Más allá del vértigo y la diversión con la que Nicolaou describe su momento de ascenso, que coincidió con el éxito del porno y la proliferación como cucarachas de salas chicas por las calles de Nueva York, con su lista infinita de cada sala, su especialización, su interacción con las otras dentro de un ecosistema pringoso y equilibrado, con la descripción de señoras de mediana edad de Europa del Este que construyen imperios de lujuria, después de que gana su primer millón con la compra y venta de salas que ya nadie quiere, entonces es cuando aparece la faceta tal vez menos carismática y más sorprendente de Nicolaou: su habilidad para construir una fortuna en un mercado que se iba derrumbando poco a poco, su cuidado por cada sala nueva que compraba, la lucha por mantenerla abierta, su obstinación al negarse a ganar los miles de millones que podría recibir solo por vender semejante pedazo de terreno en una Nueva York gentrificada. Hay poco glamour y hay mucho delirio en su forma de hacer negocios: hay amor al cine y a la comunidad y, aun así, hay visión para ganar algo de guita, para seguir a flote, para que lo construido se sostenga.

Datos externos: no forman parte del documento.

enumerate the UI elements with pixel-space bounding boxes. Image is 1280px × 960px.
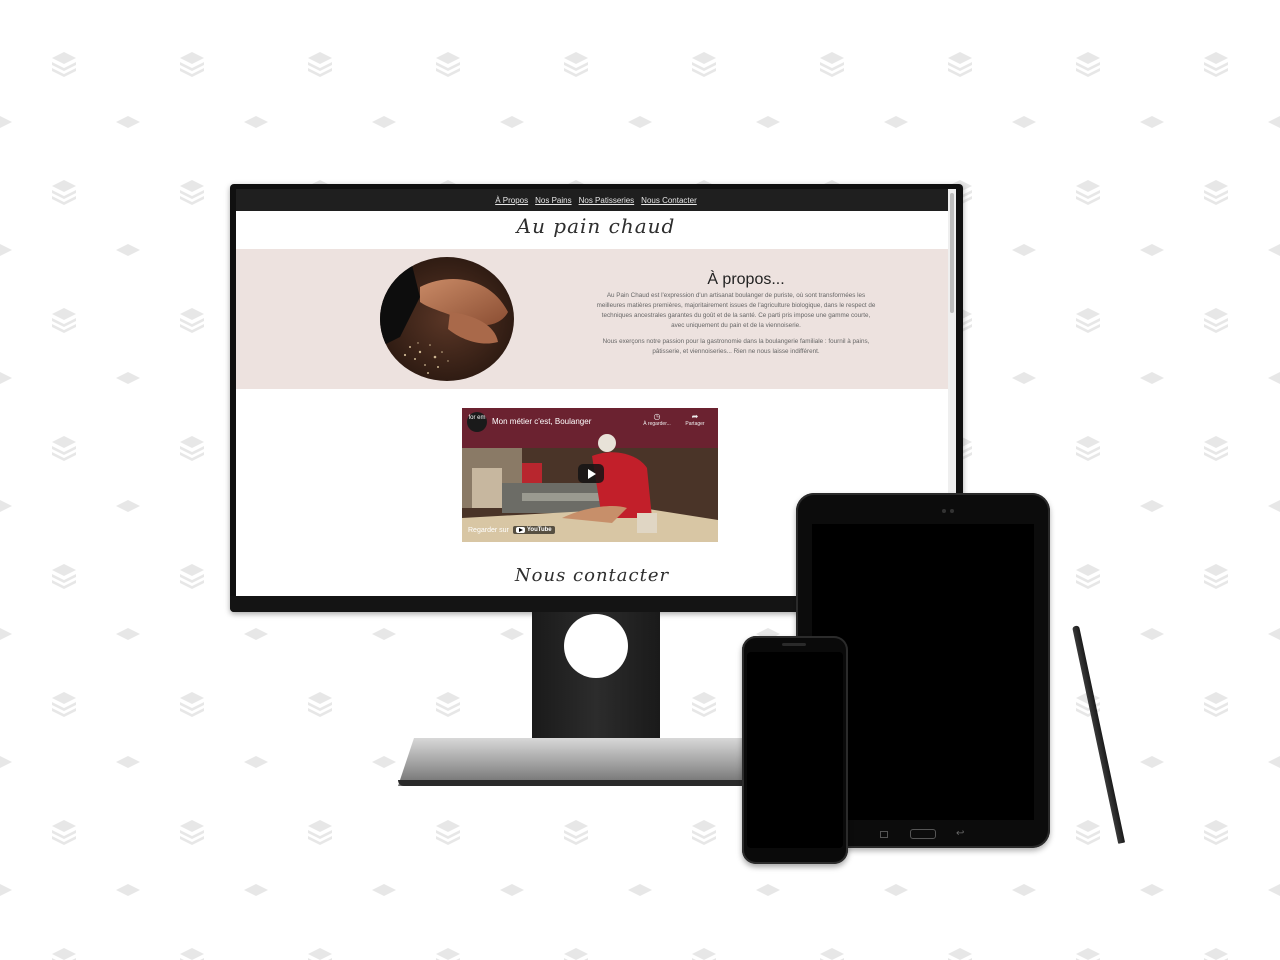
back-icon: ↩ [956,828,965,839]
youtube-video-embed[interactable]: for em Mon métier c'est, Boulanger ◷ À r… [462,408,718,542]
stylus-pen [1072,625,1126,844]
smartphone-screen [747,652,843,848]
channel-logo: for em [467,412,487,432]
nav-link-a-propos[interactable]: À Propos [495,196,528,205]
play-icon[interactable] [578,464,604,483]
phone-speaker-icon [782,643,806,646]
monitor-stand-base [398,738,798,786]
nav-link-nos-patisseries[interactable]: Nos Patisseries [579,196,635,205]
clock-icon: ◷ [653,412,661,421]
scrollbar-thumb[interactable] [950,193,954,313]
nav-link-nous-contacter[interactable]: Nous Contacter [641,196,697,205]
site-navigation: À Propos Nos Pains Nos Patisseries Nous … [236,189,956,211]
flour-hands-photo [380,257,514,381]
watch-on-label: Regarder sur [468,526,509,534]
home-button-icon [910,829,936,839]
about-heading: À propos... [707,271,785,288]
share-icon: ➦ [691,412,699,421]
tablet-camera-icon [942,509,946,513]
tablet-sensor-icon [950,509,954,513]
share-label: Partager [685,421,705,427]
video-title[interactable]: Mon métier c'est, Boulanger [492,417,591,426]
watch-on-youtube-link[interactable]: Regarder sur YouTube [468,526,555,534]
watch-later-label: À regarder... [643,421,671,427]
about-text: Au Pain Chaud est l'expression d'un arti… [596,291,876,363]
nav-link-nos-pains[interactable]: Nos Pains [535,196,571,205]
device-mockup-scene: À Propos Nos Pains Nos Patisseries Nous … [0,0,1280,960]
about-paragraph-1: Au Pain Chaud est l'expression d'un arti… [596,292,876,329]
monitor-stand-base-edge [398,780,798,786]
share-control[interactable]: ➦ Partager [678,412,712,427]
about-paragraph-2: Nous exerçons notre passion pour la gast… [602,338,870,355]
recent-apps-icon [880,831,888,838]
youtube-play-icon [515,527,525,533]
site-title: Au pain chaud [516,214,676,238]
youtube-wordmark: YouTube [526,527,552,533]
watch-later-control[interactable]: ◷ À regarder... [640,412,674,427]
youtube-logo: YouTube [512,526,555,534]
monitor-stand-cable-hole [564,614,628,678]
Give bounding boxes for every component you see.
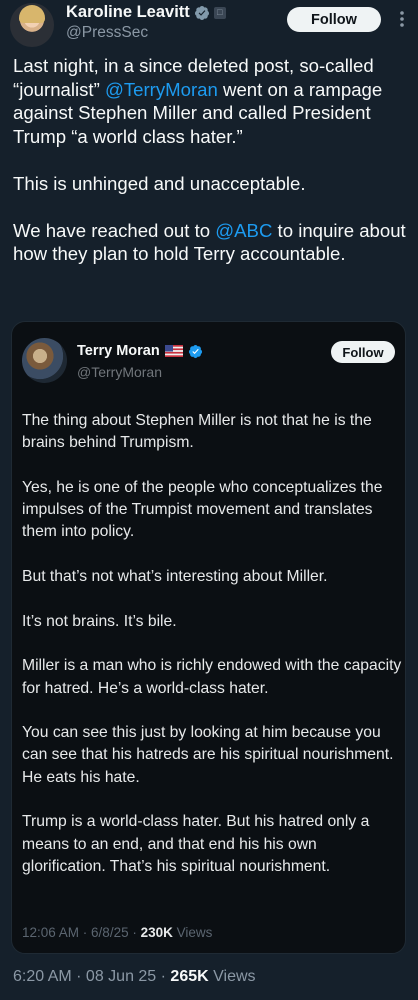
quoted-avatar[interactable] <box>22 338 67 383</box>
post-views-count: 265K <box>170 968 209 985</box>
quoted-post-text: The thing about Stephen Miller is not th… <box>22 410 402 878</box>
post-meta: 6:20 AM · 08 Jun 25 · 265K Views <box>13 968 256 985</box>
quoted-paragraph: Yes, he is one of the people who concept… <box>22 478 383 541</box>
quoted-follow-button[interactable]: Follow <box>331 341 395 363</box>
more-options-icon[interactable] <box>393 10 411 28</box>
follow-button[interactable]: Follow <box>287 7 381 32</box>
quoted-paragraph: But that’s not what’s interesting about … <box>22 568 328 586</box>
post-paragraph: This is unhinged and unacceptable. <box>13 172 306 194</box>
quoted-paragraph: Miller is a man who is richly endowed wi… <box>22 657 402 697</box>
post-timestamp[interactable]: 6:20 AM <box>13 968 72 985</box>
quoted-paragraph: The thing about Stephen Miller is not th… <box>22 412 372 452</box>
post-paragraph: Last night, in a since deleted post, so-… <box>13 55 383 147</box>
mention-link[interactable]: @TerryMoran <box>105 79 218 100</box>
quoted-post-meta: 12:06 AM · 6/8/25 · 230K Views <box>22 925 213 940</box>
post-header: Karoline Leavitt □ @PressSec Follow <box>0 0 418 50</box>
quoted-paragraph: You can see this just by looking at him … <box>22 724 394 786</box>
quoted-paragraph: Trump is a world-class hater. But his ha… <box>22 813 370 875</box>
verified-badge-icon <box>188 344 202 358</box>
verified-badge-icon <box>194 5 209 20</box>
quoted-date[interactable]: 6/8/25 <box>91 925 129 940</box>
quoted-views-count: 230K <box>140 925 173 940</box>
quoted-author-display-name[interactable]: Terry Moran <box>77 343 160 359</box>
post-date[interactable]: 08 Jun 25 <box>86 968 156 985</box>
post-paragraph: We have reached out to @ABC to inquire a… <box>13 219 406 265</box>
post-views-label: Views <box>213 968 256 985</box>
us-flag-icon <box>164 345 183 357</box>
author-handle[interactable]: @PressSec <box>66 24 148 42</box>
quoted-author-handle[interactable]: @TerryMoran <box>77 364 162 380</box>
quoted-author-name-row: Terry Moran <box>77 343 203 359</box>
government-badge-icon: □ <box>213 6 226 19</box>
mention-link[interactable]: @ABC <box>215 220 272 241</box>
quoted-views-label: Views <box>176 925 213 940</box>
author-display-name[interactable]: Karoline Leavitt <box>66 3 190 22</box>
quoted-timestamp[interactable]: 12:06 AM <box>22 925 79 940</box>
post-text: Last night, in a since deleted post, so-… <box>13 54 411 266</box>
quoted-paragraph: It’s not brains. It’s bile. <box>22 612 177 630</box>
author-name-row: Karoline Leavitt □ <box>66 3 226 22</box>
quoted-post-card[interactable]: Terry Moran @TerryMoran Follow The thing… <box>11 321 406 954</box>
avatar[interactable] <box>10 3 54 47</box>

El tramo final de la película se concentra en una sala de cine de Queens, por la que Nicolaou peleó con fuerza. Según cuenta, la sala prácticamente se la regaló su antigua dueña, porque quería que siguiera funcionando como sala. Los grandes estudios la ignoraron hasta casi aplastarla. Nicolaou la peleó, perdió juicios, lo vemos ir (él, que tiene millones y unos cuantos años y una familia en Chipre) hasta la sala para ver cómo viene la venta de entradas, quién está en la entrada, cómo las familias van los fines de semana a ver una película, cómo los nuevos pibes (en este caso, vemos inmigrantes de Egipto) salen de la escuela y van a ver una película. Hay vida ahí, hay obsesión. Pero también hay pragmatismo. Ese pragmatismo es el que le da un verdadero sentido a todo esto, porque amar el cine podemos amarlo todos, pero manejar una sala de cine hoy en día, te la regalo. Y, sin embargo, es ahí donde todo cobra sentido. Es el único lugar donde cobra sentido. Y Nicolas Nicolaou encontró la forma de poder seguir proyectando películas y aun así salir con alguna ganancia.Uno no puede dejar de preguntarse qué habrá sido de sus salas con la pandemia (The Projectionist se estrenó en 2019), nos gustaría pensar que de alguna forma le encontró la vuelta. Ojalá.